Last night I was considering candidates for Fresh Takes’ first huge interview when it occurred to me that the biggest interview I could possibly get would be with God. I mean he hasn’t given one since Moses so I prayed for an interview with him and after a lot of thunder and a really cool light show he appeared!
I was a bit taken aback when he appeared as a really buffed, seventyish Caucasian male with long, flowing white hair and a matching beard and I think he sensed that so he immediately changed himself to look like Oprah. Once again he could see I wasn’t feeling his image so he snapped his fingers and changed into someone who looked surprisingly like Rick Fox. I smiled and gave him the thumbs up then we got started.
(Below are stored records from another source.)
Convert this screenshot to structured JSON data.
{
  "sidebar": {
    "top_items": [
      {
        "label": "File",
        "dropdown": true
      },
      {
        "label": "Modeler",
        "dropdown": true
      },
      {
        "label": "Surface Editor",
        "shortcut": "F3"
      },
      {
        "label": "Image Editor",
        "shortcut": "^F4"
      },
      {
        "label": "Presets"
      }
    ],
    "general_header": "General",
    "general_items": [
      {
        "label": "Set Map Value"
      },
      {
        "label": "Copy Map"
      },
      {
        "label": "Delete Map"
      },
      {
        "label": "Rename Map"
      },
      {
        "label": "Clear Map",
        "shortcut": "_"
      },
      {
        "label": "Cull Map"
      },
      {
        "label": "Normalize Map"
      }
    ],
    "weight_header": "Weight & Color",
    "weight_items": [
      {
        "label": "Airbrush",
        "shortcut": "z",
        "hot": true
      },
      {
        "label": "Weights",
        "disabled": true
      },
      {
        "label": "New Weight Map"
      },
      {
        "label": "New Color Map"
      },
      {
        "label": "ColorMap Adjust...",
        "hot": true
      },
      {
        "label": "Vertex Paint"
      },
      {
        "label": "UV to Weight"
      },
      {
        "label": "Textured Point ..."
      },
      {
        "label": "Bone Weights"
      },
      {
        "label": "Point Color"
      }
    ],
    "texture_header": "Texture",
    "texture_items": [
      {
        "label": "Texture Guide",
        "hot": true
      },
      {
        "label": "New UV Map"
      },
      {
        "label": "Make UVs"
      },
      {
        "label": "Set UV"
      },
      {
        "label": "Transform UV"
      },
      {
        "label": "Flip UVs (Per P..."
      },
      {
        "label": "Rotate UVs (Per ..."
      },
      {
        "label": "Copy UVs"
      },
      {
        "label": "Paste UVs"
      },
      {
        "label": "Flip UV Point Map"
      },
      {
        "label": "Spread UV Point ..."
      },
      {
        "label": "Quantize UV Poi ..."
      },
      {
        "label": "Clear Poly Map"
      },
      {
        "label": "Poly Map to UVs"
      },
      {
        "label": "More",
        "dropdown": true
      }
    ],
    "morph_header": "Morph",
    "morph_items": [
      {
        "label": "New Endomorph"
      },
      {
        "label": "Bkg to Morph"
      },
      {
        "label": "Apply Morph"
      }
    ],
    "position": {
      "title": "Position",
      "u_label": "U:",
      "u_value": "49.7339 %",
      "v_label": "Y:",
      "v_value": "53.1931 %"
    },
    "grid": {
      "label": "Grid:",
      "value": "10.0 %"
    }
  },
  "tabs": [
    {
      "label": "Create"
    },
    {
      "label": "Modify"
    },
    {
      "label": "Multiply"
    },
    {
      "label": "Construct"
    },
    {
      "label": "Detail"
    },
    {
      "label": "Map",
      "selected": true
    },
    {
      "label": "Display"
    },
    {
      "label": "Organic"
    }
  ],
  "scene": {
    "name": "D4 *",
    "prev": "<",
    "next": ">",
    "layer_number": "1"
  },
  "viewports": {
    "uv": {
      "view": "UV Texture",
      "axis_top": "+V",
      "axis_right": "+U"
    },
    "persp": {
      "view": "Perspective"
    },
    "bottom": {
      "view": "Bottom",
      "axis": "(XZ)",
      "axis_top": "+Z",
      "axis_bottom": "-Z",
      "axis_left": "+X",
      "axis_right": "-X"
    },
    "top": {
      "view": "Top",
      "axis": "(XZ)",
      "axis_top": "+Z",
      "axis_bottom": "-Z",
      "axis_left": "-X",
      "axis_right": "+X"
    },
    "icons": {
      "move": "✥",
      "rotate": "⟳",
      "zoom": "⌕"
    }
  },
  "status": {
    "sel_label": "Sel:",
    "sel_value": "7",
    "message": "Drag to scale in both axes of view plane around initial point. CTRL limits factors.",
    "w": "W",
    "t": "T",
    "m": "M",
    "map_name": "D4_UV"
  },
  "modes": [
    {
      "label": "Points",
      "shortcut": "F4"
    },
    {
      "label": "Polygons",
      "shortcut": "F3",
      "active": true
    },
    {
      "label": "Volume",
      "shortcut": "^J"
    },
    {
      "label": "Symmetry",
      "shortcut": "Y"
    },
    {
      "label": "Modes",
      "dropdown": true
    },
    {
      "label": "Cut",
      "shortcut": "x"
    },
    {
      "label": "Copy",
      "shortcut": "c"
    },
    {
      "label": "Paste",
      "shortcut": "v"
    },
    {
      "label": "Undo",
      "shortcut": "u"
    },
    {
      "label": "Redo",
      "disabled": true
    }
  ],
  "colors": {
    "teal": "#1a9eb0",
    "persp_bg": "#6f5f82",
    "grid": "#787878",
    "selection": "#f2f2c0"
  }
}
FRESH TAKES: So God, was Jesus really your son?
GOD: Of course he was, as was Buddha, Mohamad and Krishna to name just a few. You didn’t actually believe that I only had one begotten son did you?
FRESH TAKES: So which religion is the true religion?
GOD: I’m sorry, I don’t get the meaning of your question.
FRESH TAKES: Which religion do you want us to follow?
GOD: Why would I care? Does the NBA care if you watch it on Direct TV, Time Warner Cable or Dish Network? Does your mother care if you call her on AT&T, Verizon or Sprint?
FRESH TAKES: But wars were fought in your name regarding religion.
GOD: Apparently they missed my commandments about taking my name in vain and not killing. Listen, as long as they recognize the difference between right and wrong, good and evil and value the power of love while attempting to eliminate hate, they’re good.
FRESH TAKES: So by eliminating hate, do you mean it is okay to wage war on hate based terrorist groups as long as we do it in the name of love?
GOD: What are you a spin doctor? Stop twisting my words before I turn you into a pillar of salt.
FRESH TAKES: So what are your feelings on races?
GOD: chariot or human?
FRESH TAKES: Human, you know, Black, White and Asian?
GOD: Oh you mean the ingredients? My plan all along was for them to all blend and eventually become one. If I didn’t want the races to mix, I would have made them unable to do so.
FRESH TAKES: Are all people who divorce going to Hell?
GOD: Divorce is Hell. When I made that rule, people were dying in their thirties, now if they stay away from fast food and big cities they can live to be well over a hundred. Couples can get on each other’s nerves after all that time. Just stay together long enough to raise your children and we’re good.
FRESH TAKES: So what about gays?
GOD: What about them?
FRESH TAKES: Well you did call them an abomination.
GOD: That again? Look back then there weren’t a lot of people so I encouraged them to be heterosexual but I never called all gays abominations, I was referring to those Greek pedophiles but even if I did, why is everyone focusing on that one statement? I also said rich men had no shot to get into Heaven but nobody dwells on that now do they?
FRESH TAKES: Speaking of Heaven, what’s it like?
GOD: Everyone looks like a perfect version of themselves at 25 and everyone is as cool as their Facebook personas.
FRESH TAKES: What are your feelings about atheist?
GOD: Love them. They don’t question my motives, they don’t ask for anything and the look on their faces when they finally meet me are priceless!
FRESH TAKES: If there was an 11th commandment what would it be?
GOD: Thou shalt not twerk.
I was about to ask him about life on other planets and why the Cubs were cursed but I was interrupted by the thunder and that light show again then I woke up in my bed.
“Oh, it was just a dream,” I said to myself until my daughter came into my room and asked, “Daddy, why was Rick Fox in our townhouse?”